ESP32-H2 family
Specific properties of ESP32-H2 variant (family)
Related CPUs
Specific properties of ESP32-H2 variant (family) @author Gunar Schorcht gunar@schorcht.net
\section esp32_riot_esp32h2 Specific properties of ESP32-H2 variant (family)
GPIO pins
ESP32-H2 has 19 broken-out GPIO pins, where a subset can be used as ADC channel and as low-power digital inputs/outputs in deep-sleep mode, the so-called LP GPIOs. Some of them are used by special SoC components. The following table gives a short overview.
| Pin | Type | ADC / LP | PU / PD | Special function | Remarks |
|---|---|---|---|---|---|
| GPIO0 | In/Out | - | yes | FSPIQ | |
| GPIO1 | In/Out | ADC | yes | FSPICS0 | |
| GPIO2 | In/Out | ADC | yes | MTMS | FSPIWP, Bootstrapping |
| GPIO3 | In/Out | ADC | yes | MTDO | FSPIHD, Bootstrapping |
| GPIO4 | In/Out | ADC | yes | MTCK | FSPICLK |
| GPIO5 | In/Out | ADC | yes | MTDI | FSPID |
| GPIO8 | In/Out | LP | yes | Bootstrapping | |
| GPIO9 | In/Out | LP | yes | Bootstrapping, pulled up | |
| GPIO10 | In/Out | LP | yes | - | |
| GPIO11 | In/Out | LP | yes | - | |
| GPIO12 | In/Out | LP | yes | - | |
| GPIO13 | In/Out | LP | yes | XTAL_32K_P | - |
| GPIO14 | In/Out | LP | yes | XTAL_32K_N | - |
| GPIO22 | In/Out | LP | yes | - | |
| GPIO23 | In/Out | - | yes | UART0 RX | - |
| GPIO24 | In/Out | - | yes | UART0 TX | - |
| GPIO25 | In/Out | - | yes | Bootstrapping | |
| GPIO26 | In/Out | - | yes | USB D- | USB Serial / JTAG interface |
| GPIO27 | In/Out | - | yes | USB D+ | USB Serial / JTAG interface |
ADC: these pins can be used as ADC inputs
LP: these pins are LP GPIOs and can be used in deep-sleep mode
PU/PD: these pins have software configurable pull-up/pull-down functionality.
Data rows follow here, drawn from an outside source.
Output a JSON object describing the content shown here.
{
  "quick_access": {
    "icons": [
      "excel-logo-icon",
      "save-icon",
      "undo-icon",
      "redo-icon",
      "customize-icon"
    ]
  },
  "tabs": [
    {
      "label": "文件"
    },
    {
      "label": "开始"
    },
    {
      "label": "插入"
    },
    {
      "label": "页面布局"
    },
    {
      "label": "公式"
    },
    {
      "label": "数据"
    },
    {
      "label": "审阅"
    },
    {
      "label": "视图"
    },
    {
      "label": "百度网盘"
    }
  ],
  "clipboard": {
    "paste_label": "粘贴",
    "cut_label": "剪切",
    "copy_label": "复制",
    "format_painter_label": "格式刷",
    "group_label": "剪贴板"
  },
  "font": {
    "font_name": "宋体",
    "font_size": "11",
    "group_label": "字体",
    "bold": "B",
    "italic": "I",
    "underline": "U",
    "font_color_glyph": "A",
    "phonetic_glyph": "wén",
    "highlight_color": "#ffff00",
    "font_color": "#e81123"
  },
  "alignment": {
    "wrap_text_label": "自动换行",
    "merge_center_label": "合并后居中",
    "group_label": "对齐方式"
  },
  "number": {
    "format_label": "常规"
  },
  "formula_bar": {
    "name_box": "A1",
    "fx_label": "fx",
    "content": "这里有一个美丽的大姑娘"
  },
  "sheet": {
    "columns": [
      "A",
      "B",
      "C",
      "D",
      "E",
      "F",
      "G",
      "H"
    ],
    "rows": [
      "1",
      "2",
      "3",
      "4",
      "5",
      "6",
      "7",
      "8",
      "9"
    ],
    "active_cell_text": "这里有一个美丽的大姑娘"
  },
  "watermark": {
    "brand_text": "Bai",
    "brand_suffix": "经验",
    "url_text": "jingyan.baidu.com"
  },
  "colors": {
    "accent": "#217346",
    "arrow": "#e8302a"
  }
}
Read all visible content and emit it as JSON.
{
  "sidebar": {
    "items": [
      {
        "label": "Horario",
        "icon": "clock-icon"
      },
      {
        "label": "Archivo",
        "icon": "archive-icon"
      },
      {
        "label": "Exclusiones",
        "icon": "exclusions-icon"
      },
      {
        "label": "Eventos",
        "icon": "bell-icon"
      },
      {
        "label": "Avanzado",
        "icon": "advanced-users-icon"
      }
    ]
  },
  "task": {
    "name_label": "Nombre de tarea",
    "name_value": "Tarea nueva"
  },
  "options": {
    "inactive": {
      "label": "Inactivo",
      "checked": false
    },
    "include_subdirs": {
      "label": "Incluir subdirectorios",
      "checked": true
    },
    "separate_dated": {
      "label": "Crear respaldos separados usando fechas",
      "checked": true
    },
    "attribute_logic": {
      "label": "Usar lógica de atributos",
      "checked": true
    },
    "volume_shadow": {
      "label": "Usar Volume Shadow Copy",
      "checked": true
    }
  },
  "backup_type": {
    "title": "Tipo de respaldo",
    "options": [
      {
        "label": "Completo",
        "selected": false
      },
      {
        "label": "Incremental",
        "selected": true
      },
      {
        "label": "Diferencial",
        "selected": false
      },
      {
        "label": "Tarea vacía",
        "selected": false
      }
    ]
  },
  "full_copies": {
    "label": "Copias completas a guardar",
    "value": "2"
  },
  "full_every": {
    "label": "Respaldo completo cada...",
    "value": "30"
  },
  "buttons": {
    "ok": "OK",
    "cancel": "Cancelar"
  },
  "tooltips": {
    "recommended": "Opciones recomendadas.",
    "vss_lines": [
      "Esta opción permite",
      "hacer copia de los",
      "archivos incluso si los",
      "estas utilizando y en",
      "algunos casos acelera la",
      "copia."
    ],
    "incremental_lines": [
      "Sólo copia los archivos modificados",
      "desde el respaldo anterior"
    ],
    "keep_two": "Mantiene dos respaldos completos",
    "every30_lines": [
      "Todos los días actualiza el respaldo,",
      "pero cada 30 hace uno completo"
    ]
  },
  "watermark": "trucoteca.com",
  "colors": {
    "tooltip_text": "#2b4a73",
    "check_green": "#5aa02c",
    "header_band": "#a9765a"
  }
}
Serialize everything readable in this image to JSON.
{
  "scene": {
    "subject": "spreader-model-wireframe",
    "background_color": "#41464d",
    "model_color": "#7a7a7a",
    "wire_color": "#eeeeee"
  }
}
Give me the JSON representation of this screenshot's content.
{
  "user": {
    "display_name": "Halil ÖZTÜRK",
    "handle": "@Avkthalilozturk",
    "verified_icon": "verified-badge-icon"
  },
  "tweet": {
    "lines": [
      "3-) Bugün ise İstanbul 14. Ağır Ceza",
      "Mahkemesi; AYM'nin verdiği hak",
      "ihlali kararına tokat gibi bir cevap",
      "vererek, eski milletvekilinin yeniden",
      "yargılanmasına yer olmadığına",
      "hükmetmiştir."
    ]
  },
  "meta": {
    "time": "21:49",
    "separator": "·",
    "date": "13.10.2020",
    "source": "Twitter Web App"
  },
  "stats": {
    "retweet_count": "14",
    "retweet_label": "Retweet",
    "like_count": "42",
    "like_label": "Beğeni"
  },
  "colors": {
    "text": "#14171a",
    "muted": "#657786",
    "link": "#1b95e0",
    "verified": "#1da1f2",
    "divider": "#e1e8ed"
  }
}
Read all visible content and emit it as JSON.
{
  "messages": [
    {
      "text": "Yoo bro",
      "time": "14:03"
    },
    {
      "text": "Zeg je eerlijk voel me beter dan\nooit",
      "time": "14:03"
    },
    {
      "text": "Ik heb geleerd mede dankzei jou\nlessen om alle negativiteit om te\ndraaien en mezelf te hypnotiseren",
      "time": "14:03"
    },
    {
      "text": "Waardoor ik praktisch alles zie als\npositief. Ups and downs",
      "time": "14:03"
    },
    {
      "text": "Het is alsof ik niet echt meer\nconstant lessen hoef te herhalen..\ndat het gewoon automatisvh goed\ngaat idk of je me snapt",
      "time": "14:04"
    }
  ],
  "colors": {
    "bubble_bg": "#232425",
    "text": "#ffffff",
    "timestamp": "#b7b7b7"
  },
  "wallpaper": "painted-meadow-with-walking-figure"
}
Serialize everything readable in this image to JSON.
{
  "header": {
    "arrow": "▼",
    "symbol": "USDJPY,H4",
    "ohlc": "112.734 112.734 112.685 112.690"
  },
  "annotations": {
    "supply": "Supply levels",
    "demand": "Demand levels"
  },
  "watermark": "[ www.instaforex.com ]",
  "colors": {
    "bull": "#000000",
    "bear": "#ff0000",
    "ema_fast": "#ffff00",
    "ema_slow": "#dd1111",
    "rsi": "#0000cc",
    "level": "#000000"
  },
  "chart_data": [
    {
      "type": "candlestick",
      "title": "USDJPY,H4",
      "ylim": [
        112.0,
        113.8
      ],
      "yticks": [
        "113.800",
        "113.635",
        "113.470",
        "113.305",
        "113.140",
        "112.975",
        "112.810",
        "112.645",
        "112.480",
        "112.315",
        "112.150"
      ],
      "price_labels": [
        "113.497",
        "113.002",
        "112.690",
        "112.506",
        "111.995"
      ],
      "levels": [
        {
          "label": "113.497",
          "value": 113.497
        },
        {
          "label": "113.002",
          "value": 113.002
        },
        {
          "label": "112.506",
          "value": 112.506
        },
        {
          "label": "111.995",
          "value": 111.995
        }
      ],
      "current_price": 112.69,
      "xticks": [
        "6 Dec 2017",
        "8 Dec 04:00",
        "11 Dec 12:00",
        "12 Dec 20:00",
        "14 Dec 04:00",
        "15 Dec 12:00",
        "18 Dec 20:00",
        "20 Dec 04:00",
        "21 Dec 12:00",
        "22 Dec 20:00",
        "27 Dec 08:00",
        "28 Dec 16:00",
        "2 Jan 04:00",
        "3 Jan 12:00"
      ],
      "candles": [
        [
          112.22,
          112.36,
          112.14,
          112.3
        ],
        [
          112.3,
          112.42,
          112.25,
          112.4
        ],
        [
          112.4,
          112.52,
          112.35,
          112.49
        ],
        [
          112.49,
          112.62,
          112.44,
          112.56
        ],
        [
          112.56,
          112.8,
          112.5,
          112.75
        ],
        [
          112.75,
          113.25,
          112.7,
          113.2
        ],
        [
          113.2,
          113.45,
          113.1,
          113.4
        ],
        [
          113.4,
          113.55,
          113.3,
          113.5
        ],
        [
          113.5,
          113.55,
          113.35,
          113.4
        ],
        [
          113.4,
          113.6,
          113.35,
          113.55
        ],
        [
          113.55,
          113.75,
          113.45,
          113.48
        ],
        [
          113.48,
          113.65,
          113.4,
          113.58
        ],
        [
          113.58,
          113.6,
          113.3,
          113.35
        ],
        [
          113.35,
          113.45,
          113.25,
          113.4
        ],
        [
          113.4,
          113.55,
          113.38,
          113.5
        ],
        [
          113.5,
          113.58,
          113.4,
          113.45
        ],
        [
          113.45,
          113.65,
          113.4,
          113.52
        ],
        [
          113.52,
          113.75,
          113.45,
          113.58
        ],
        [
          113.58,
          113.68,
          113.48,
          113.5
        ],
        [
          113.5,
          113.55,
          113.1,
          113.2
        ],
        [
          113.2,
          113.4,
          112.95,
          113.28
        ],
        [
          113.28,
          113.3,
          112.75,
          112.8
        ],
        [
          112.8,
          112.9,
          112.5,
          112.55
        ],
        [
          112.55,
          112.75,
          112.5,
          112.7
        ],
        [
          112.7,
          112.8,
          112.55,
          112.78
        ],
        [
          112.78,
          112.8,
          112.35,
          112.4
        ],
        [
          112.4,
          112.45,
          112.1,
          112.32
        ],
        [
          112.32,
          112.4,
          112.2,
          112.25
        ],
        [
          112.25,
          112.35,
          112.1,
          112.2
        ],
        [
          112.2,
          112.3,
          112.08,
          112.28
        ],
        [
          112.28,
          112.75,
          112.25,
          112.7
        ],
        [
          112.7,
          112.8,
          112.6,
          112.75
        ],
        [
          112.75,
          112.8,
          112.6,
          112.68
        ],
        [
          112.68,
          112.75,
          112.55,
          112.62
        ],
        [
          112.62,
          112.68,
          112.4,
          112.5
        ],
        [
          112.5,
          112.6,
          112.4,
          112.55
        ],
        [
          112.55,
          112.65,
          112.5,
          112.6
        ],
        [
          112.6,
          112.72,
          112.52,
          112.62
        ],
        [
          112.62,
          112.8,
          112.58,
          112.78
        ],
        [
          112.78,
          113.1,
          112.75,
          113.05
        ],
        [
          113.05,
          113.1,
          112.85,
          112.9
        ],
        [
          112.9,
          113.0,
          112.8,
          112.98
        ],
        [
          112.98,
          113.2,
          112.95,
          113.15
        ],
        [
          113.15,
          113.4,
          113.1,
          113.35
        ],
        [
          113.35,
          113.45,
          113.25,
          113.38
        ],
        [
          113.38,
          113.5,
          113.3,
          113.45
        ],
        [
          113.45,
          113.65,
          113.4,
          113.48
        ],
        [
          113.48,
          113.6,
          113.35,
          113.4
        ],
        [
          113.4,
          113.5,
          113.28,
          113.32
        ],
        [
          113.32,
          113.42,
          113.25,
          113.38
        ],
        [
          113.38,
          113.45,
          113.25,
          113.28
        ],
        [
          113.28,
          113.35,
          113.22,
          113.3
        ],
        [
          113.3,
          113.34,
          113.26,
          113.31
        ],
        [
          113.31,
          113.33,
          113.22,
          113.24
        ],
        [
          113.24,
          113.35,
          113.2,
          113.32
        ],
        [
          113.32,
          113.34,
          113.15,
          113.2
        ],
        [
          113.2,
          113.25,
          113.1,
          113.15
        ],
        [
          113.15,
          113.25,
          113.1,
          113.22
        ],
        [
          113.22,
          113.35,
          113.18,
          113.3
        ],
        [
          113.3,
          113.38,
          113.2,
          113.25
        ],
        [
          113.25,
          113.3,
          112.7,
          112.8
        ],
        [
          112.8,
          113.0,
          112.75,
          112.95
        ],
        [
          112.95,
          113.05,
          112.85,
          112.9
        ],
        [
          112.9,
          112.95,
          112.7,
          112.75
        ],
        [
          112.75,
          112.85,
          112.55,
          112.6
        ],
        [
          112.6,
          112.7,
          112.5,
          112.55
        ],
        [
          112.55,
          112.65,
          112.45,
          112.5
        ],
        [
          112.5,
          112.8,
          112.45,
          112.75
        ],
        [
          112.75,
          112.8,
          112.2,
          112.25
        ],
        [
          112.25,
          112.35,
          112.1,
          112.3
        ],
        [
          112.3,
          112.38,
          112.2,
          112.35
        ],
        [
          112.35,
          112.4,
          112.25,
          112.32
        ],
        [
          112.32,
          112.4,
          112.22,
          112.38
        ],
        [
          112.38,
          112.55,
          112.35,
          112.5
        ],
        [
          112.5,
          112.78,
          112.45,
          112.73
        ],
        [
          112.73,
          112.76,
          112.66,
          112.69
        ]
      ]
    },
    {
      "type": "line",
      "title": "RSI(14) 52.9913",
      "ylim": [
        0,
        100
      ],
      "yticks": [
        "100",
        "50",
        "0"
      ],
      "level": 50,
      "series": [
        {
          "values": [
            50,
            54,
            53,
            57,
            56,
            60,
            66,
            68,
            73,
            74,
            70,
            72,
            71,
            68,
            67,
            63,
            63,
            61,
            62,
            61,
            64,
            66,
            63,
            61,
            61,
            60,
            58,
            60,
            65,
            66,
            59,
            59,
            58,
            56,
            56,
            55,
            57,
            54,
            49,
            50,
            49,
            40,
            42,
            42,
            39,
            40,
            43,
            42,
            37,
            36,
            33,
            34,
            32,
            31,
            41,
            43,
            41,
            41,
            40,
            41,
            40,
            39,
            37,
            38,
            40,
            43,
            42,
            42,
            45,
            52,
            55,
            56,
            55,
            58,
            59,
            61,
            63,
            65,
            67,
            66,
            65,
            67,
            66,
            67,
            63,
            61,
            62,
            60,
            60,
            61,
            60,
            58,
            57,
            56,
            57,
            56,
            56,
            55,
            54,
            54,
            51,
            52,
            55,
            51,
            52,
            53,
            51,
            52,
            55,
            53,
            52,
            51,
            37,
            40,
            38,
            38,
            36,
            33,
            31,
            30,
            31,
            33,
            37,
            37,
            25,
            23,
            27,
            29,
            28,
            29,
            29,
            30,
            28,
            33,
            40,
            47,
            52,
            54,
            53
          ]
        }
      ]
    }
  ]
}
GPIO2, GPIO3, GPIO8 and GPIO9 are bootstrapping pins which are used to boot ESP32-H2 in different modes:
| GPIO9 | GPIO8 | GPIO2 | GPIO3 | Mode |
|---|---|---|---|---|
| 1 | X | x | x | SPI Boot mode to boot the firmware from flash (default mode) |
| 0 | 1 | x | x | Joint Download Boot mode for flashing the firmware (standard) |
| 0 | 0 | 1 | 0 | SPI Download Boot mode |
Other combinations are invalid.
ADC Channels
ESP32-H2 integrates one 12-bit ADC with 5 channels in total: GPIO1, GPIO2, GPIO3, GPIO4 and GPIO5
The maximum number of ADC channels #ADC_NUMOF_MAX is 5.
I2C Interfaces
ESP32-H2 has two built-in I2C interfaces.
The following table shows the default configuration of I2C interfaces used for ESP32-H2 boards. It can be overridden by application-specific configurations.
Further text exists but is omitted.